The reading of Wordsworth's "Tintern Abbey" centers on a single word: "still." After describing the motion of a spirit that "rolls through all things," Wordsworth writes "therefore am I still." The lecture identifies how the line break opens the word to two simultaneous meanings: stillness (in contrast to the preceding motion) and perpetuity (as the next line reveals: "a lover of the meadows and the woods"). The argument that the poem "inhabits both meanings" rather than correcting one with the other is well-taken and connects elegantly to Eliot's later use of the same word in "Burnt Norton," where "a Chinese jar still moves perpetually in its stillness" exploits the same ambiguity with full philosophical intent.
The lecturer anticipates skepticism about whether poets truly intend such effects, and deploys Wordsworth's own words as defense:
The composition of verse is infinitely more of an art than men are prepared to believe. And absolute success in it depends upon innumerable minutia.
Where the Argument Thins
The lecture is less convincing when it reaches for its largest claims. The invocation of Eastern Orthodox iconography, C.S. Peirce's semiotics, and D.H. Lawrence's "stark directness" to argue that poetry becomes "a window into the world of the imagination" moves quickly from close reading into mysticism without quite earning the transition. Eliot's famous aspiration "to write poetry which should be essentially poetry with nothing poetic about it, poetry standing naked in its bare bones" is a powerful statement, but the leap from prosodic analysis to claims about "a fourth space" or "fifth space" of consciousness feels under-argued.
A counterpoint worth raising: the lecture's framework privileges lyric poetry and formal verse almost exclusively. The examples span from Shakespeare to the Victorians, with Eliot as the latest voice. What about free verse, prose poetry, or contemporary experimental forms? If poetry's power resides in meter, enjambment, and sonic patterning, does that marginalize poets who work outside these conventions? The lecture gestures toward universality but builds its case on a fairly narrow canon.
Additionally, the recurring claim that digital screens "do all the thinking and the entertainment for us" while poetry "calls forth something from us" risks a false binary. Readers have always varied in their attentiveness. The suggestion that modernity uniquely threatens poetic reception, while understandable as cultural criticism, is not well-supported by the prosodic evidence the lecture otherwise handles so carefully.
Hopkins and Rossetti: Ecstasy and Despair
The final readings of Hopkins's "Pied Beauty" and Rossetti's "Later Life" Sonnet 4 effectively bookend the emotional spectrum.

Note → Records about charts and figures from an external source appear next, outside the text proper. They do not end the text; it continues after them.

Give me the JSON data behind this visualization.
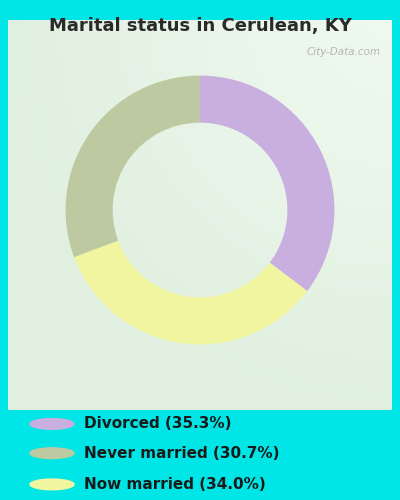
{
  "title": "Marital status in Cerulean, KY",
  "slices": [
    35.3,
    34.0,
    30.7
  ],
  "slice_order": [
    "Divorced",
    "Now married",
    "Never married"
  ],
  "colors": [
    "#c9aee0",
    "#f2f5a0",
    "#bdc9a0"
  ],
  "legend_labels": [
    "Divorced (35.3%)",
    "Never married (30.7%)",
    "Now married (34.0%)"
  ],
  "legend_colors": [
    "#c9aee0",
    "#bdc9a0",
    "#f2f5a0"
  ],
  "background_cyan": "#00e5e5",
  "chart_bg_color": "#e8f5ee",
  "title_color": "#2a2a2a",
  "title_fontsize": 13,
  "legend_fontsize": 11,
  "donut_width": 0.35,
  "start_angle": 90,
  "watermark": "City-Data.com"
}
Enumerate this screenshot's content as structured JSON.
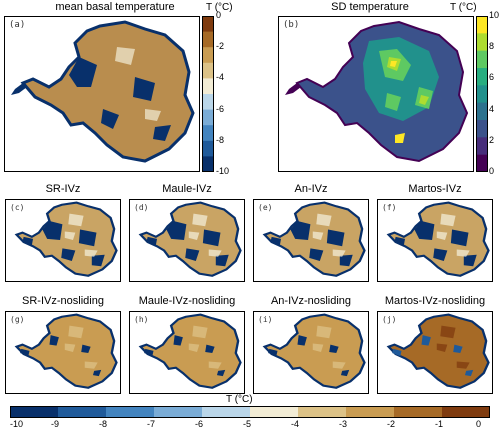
{
  "top_left": {
    "title": "mean basal temperature",
    "label": "(a)",
    "colorbar": {
      "title": "T (°C)",
      "ticks": [
        "0",
        "-2",
        "-4",
        "-6",
        "-8",
        "-10"
      ]
    }
  },
  "top_right": {
    "title": "SD temperature",
    "label": "(b)",
    "colorbar": {
      "title": "T (°C)",
      "ticks": [
        "10",
        "8",
        "6",
        "4",
        "2",
        "0"
      ]
    }
  },
  "panels": [
    {
      "title": "SR-IVz",
      "label": "(c)",
      "variant": "cold"
    },
    {
      "title": "Maule-IVz",
      "label": "(d)",
      "variant": "cold"
    },
    {
      "title": "An-IVz",
      "label": "(e)",
      "variant": "cold"
    },
    {
      "title": "Martos-IVz",
      "label": "(f)",
      "variant": "cold"
    },
    {
      "title": "SR-IVz-nosliding",
      "label": "(g)",
      "variant": "warm"
    },
    {
      "title": "Maule-IVz-nosliding",
      "label": "(h)",
      "variant": "warm"
    },
    {
      "title": "An-IVz-nosliding",
      "label": "(i)",
      "variant": "warm"
    },
    {
      "title": "Martos-IVz-nosliding",
      "label": "(j)",
      "variant": "hot"
    }
  ],
  "bottom_colorbar": {
    "title": "T (°C)",
    "ticks": [
      "-10",
      "-9",
      "-8",
      "-7",
      "-6",
      "-5",
      "-4",
      "-3",
      "-2",
      "-1",
      "0"
    ]
  },
  "colors": {
    "temperature_scale": [
      "#08306b",
      "#1f5a9a",
      "#4384bf",
      "#7aacd6",
      "#bad6e9",
      "#f2ecd5",
      "#dcc287",
      "#c99c52",
      "#a66a26",
      "#7f3b0f"
    ],
    "sd_scale": [
      "#440154",
      "#472d7b",
      "#3b528b",
      "#2c728e",
      "#21918c",
      "#28ae80",
      "#5ec962",
      "#addc30",
      "#fde725"
    ]
  }
}
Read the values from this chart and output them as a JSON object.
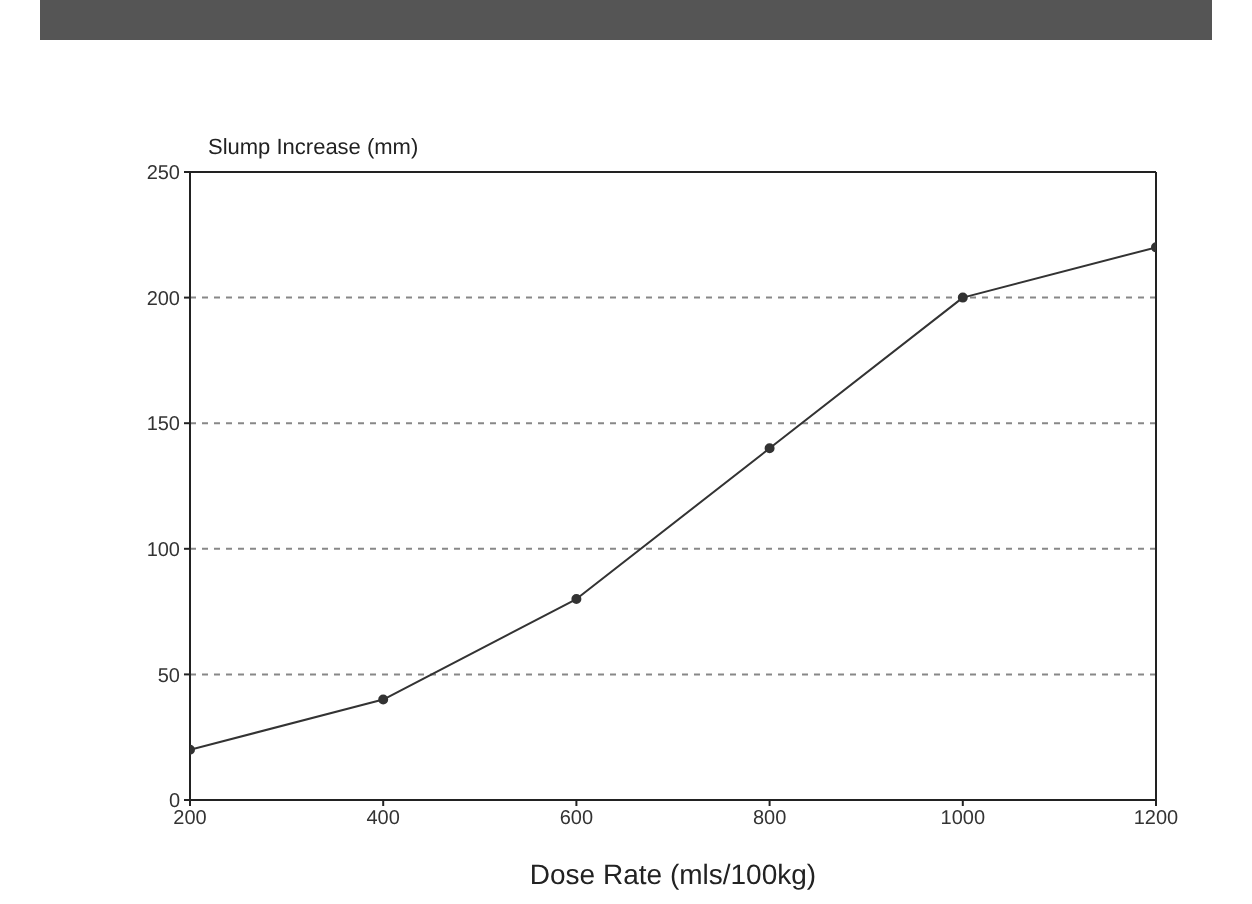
{
  "chart_data": {
    "type": "line",
    "xlabel": "Dose Rate (mls/100kg)",
    "ylabel": "Slump Increase (mm)",
    "x": [
      200,
      400,
      600,
      800,
      1000,
      1200
    ],
    "series": [
      {
        "color": "#333333",
        "values": [
          20,
          40,
          80,
          140,
          200,
          220
        ]
      }
    ],
    "xlim": [
      200,
      1200
    ],
    "xticks": [
      200,
      400,
      600,
      800,
      1000,
      1200
    ],
    "ylim": [
      0,
      250
    ],
    "yticks": [
      0,
      50,
      100,
      150,
      200,
      250
    ],
    "grid": "y",
    "marker": "circle",
    "line_style": "solid"
  }
}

Hopkins's cascading stressed syllables in "Fresh firecoal chestnut-falls; finches' wings" enact what the lecturer calls "ecstatic leaping," while Rossetti's lagging meter, with its missing fifth stress in "So lagging and so stumbling on my way," formally stumbles alongside its speaker. The observation that Rossetti delays the sonnet's volta from the expected ninth line to the tenth, forestalling the turn toward hope just as her speaker's redemption feels forestalled, is the kind of structural insight that justifies the entire enterprise of close reading.
Bottom Line
This lecture succeeds most where it stays closest to the text. The analyses of Pope, Milton, and Rossetti demonstrate with genuine precision how verse form encodes and reproduces experience. The theoretical scaffolding of "spiritual poetics" remains more promissory than proven in this first installment, leaning heavily on assertion and canonical authority rather than sustained argument. But as an introduction to the idea that reading poetry is a different cognitive act from reading prose, one that requires the reader to hear, feel, and inhabit language rather than merely decode it, the lecture delivers. The strongest takeaway is not the spiritual framework but the practical demonstration: that a single word like "still," a delayed volta, or a missing stress can carry enormous expressive weight for readers willing to attend to the minutiae.